Das Gewicht der ErinnerungRoman
Klett-Cotta Verlag, Stuttgart
1999
ISBN
9783608934366, Gebunden, 206Seiten, 17,00
EUR
Klappentext
Aus dem Französischen von Renate Nentwig. Seit Jahren hausen die von Wahnvorstellungen verfolgte Mutter und ihre Tochter gemeinsam in einer Wohnung, inmitten von Chaos und Armut, abgeschnitten von der Welt draußen. Eines Tages kommt ein Gerichtsvollzieher, um das dürftige Mobiliar zu pfänden.
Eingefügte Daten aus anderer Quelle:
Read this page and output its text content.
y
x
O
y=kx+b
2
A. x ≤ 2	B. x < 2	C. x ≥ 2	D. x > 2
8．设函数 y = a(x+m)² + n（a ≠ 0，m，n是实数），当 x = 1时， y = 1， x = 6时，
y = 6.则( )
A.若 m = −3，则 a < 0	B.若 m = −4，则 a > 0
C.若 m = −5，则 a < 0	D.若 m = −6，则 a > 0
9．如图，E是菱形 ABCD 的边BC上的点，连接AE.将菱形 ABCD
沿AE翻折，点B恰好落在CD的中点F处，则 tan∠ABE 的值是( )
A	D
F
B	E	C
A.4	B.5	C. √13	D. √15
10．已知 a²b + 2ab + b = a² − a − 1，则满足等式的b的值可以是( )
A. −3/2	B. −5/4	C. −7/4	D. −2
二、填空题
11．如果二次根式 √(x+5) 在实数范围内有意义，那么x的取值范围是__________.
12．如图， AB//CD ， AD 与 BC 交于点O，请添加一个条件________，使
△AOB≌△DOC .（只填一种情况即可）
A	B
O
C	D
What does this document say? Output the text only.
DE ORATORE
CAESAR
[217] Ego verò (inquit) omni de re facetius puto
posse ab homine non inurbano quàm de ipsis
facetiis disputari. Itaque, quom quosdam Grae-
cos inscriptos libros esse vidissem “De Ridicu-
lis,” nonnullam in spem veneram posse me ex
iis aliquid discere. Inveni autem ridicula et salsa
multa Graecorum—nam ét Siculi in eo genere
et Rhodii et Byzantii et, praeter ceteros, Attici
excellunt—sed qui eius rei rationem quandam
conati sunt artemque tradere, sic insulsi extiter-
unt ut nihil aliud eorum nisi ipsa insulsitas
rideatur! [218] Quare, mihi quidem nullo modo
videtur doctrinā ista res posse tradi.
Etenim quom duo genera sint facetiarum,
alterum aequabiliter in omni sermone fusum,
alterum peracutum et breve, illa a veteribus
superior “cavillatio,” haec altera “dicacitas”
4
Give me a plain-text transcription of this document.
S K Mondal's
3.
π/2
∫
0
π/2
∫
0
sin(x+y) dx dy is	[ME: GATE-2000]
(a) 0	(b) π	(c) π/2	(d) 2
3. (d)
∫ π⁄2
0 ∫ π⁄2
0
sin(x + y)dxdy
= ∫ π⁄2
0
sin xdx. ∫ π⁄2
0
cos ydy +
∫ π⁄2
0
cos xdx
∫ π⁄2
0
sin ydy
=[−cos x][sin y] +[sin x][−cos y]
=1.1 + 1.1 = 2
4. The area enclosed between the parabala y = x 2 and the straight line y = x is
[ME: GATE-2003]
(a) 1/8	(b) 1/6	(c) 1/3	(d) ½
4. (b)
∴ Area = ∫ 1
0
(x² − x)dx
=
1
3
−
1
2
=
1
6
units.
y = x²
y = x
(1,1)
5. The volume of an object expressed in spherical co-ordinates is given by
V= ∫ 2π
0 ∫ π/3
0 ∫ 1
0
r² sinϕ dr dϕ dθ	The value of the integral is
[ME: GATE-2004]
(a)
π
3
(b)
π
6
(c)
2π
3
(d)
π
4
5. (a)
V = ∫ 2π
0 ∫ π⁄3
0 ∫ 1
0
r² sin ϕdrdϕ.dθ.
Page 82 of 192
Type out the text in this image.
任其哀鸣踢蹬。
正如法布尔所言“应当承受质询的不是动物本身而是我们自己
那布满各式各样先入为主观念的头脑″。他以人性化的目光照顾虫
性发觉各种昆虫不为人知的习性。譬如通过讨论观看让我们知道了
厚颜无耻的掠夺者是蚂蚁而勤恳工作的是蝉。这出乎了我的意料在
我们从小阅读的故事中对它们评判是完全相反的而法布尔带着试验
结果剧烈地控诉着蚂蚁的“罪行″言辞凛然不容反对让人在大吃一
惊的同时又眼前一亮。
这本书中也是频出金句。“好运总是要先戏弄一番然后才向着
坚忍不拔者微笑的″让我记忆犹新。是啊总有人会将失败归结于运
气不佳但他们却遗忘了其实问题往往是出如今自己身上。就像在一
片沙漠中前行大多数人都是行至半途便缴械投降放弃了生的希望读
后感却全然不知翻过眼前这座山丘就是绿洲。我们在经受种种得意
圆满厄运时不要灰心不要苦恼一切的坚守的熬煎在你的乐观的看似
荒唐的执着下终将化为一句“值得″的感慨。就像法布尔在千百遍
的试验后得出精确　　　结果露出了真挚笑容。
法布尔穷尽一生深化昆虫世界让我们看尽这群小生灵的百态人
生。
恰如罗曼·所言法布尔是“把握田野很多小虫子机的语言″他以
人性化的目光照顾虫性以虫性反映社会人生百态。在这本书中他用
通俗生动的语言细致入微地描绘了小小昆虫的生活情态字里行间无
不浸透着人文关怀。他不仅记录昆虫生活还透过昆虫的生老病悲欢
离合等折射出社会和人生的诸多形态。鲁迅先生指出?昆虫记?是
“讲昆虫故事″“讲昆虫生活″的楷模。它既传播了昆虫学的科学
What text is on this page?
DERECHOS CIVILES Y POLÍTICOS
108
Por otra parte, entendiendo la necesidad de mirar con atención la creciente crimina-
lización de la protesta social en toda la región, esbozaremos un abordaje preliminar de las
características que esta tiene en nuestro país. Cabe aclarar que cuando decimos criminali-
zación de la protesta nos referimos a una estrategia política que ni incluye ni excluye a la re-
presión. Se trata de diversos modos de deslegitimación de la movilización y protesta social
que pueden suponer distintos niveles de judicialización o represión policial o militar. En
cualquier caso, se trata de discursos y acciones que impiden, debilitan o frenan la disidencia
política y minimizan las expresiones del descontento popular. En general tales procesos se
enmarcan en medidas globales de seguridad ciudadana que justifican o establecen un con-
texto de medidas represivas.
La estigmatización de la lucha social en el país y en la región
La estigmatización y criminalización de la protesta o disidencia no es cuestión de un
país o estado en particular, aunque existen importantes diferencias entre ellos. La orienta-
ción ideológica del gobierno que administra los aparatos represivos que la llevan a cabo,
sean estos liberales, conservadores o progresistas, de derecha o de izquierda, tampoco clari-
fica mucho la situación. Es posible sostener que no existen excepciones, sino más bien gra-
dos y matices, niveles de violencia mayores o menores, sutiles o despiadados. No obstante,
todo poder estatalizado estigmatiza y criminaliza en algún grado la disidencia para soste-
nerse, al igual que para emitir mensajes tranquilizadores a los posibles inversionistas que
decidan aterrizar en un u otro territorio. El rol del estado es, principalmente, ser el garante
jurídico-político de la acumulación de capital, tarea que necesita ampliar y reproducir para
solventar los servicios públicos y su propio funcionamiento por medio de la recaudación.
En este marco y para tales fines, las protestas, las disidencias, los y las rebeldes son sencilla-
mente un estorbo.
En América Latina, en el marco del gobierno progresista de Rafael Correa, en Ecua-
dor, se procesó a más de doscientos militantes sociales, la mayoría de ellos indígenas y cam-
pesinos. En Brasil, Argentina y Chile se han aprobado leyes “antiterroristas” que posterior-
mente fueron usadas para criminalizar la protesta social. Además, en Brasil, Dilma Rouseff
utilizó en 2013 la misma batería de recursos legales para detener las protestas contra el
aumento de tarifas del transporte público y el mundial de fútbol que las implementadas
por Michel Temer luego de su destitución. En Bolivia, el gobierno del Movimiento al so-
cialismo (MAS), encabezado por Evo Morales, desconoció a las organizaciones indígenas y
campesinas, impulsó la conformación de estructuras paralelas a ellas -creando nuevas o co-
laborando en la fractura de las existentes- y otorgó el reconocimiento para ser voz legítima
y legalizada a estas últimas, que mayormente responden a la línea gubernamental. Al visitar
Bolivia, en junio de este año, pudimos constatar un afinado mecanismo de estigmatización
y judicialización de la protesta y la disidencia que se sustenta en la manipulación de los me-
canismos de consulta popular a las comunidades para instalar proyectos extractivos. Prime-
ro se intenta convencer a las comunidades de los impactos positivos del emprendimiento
Stumm tut er seine Arbeit: geht durch die Zimmer, notiert das Inventar und schätzt seinen Wert. Der Tochter ist die Situation peinlich. Im munteren Plauderton versucht sie den Gerichtsvollzieher abzulenken. Doch immer wieder kommt ihr die Mutter in die Quere, erzählt von nichts anderem als von den Greueltaten französischer Nazischergen. Die Gegenwart interessiert sie nicht, sie lebt einzig in Szenen der Vergangenheit. Die Tochter reagiert gereizt, hysterisch. Der Konflikt eskaliert... Lydie Salvayre erzählt die Geschichte von einem seelisch ermordeten Menschen, der gegenüber seinem Kind versagen muss. Und sie zeigt, wie das Heute erdrückt wird von der Last der Erinnerungen.
Rezensionsnotiz zu
Neue Zürcher Zeitung, 13.11.2004
Eins nimmt der total begeisterte Rezensent Milo Rau vorweg: Lydie Salvayres Figuren sind nicht sympathisch. Eher kommen sie der Hauffschen Beschreibung des "Menschen als Haustier" nahe, und tun dies doch auf eine spannungsgeladene Weise. In der Tat, erklärt der Rezensent, handelt es sich bei ihnen um "belesene Bestien", die man als "Zuchtüberschuss der Post-Evolution" beschreiben könnte. In "Das Gewicht der Erinnerung" etwa setze Salvayre eine alte Frau und ihre Tochter während der Hausbesichtigung durch den Gerichtsvollzieher in Szene. Die Mutter überschütte den Mann mit der Schilderung furchtbarer Geschehnisse während der deutschen Besatzung, und treibe damit zunächst die Tochter in den Wahnsinn. Mehr und mehr stelle sich dieses Szenario allerdings als Gegenüberstellung der "tonlos und präzise" funktionierenden Gesellschaft - mit ihrem von Salvayre verhassten "Jargon", ihrer "Wichtigtuerei" und ihrer "Wortbeschneidung" - und ihres aufbegehrenden, menschlichen Opfers, dem die Sprache gegeben ist. In regelrechten "Oralkaskaden", so der Rezensent, setze sich die Mutter zur Wehr. Wie alle Figuren bei Salvayre spreche sie, weil Verbrechen nicht vergangen sind, sondern "zum Himmel stinken". Doch geht es laut Rezensent nicht darum, die Welt zu zeigen wie sie ist, und auch nicht darum, Mitleid zu erregen. Dafür sind die Figuren "zu intelligent, zu ironisch". Es gehe vielmehr um einen apokalyptischen "Kreuzzug der Sprache", der sich gegen jedes beschwichtigende und vermeintlich ordnende Geplapper (etwa der Psychoanalyse) stelle. Was nicht bedeute, dass inmitten von Salvayres wahrhaft "Rabelaisischen Inzucht der Stile" auf das Denken verzichten würde, wie auch das Ende des Romans bezeuge: Der Gerichtsvollzieher wird von beiden Frauen hinausgeworfen - unter einem Zitat von Cato über die notwendige Bändigung des Bösewichts.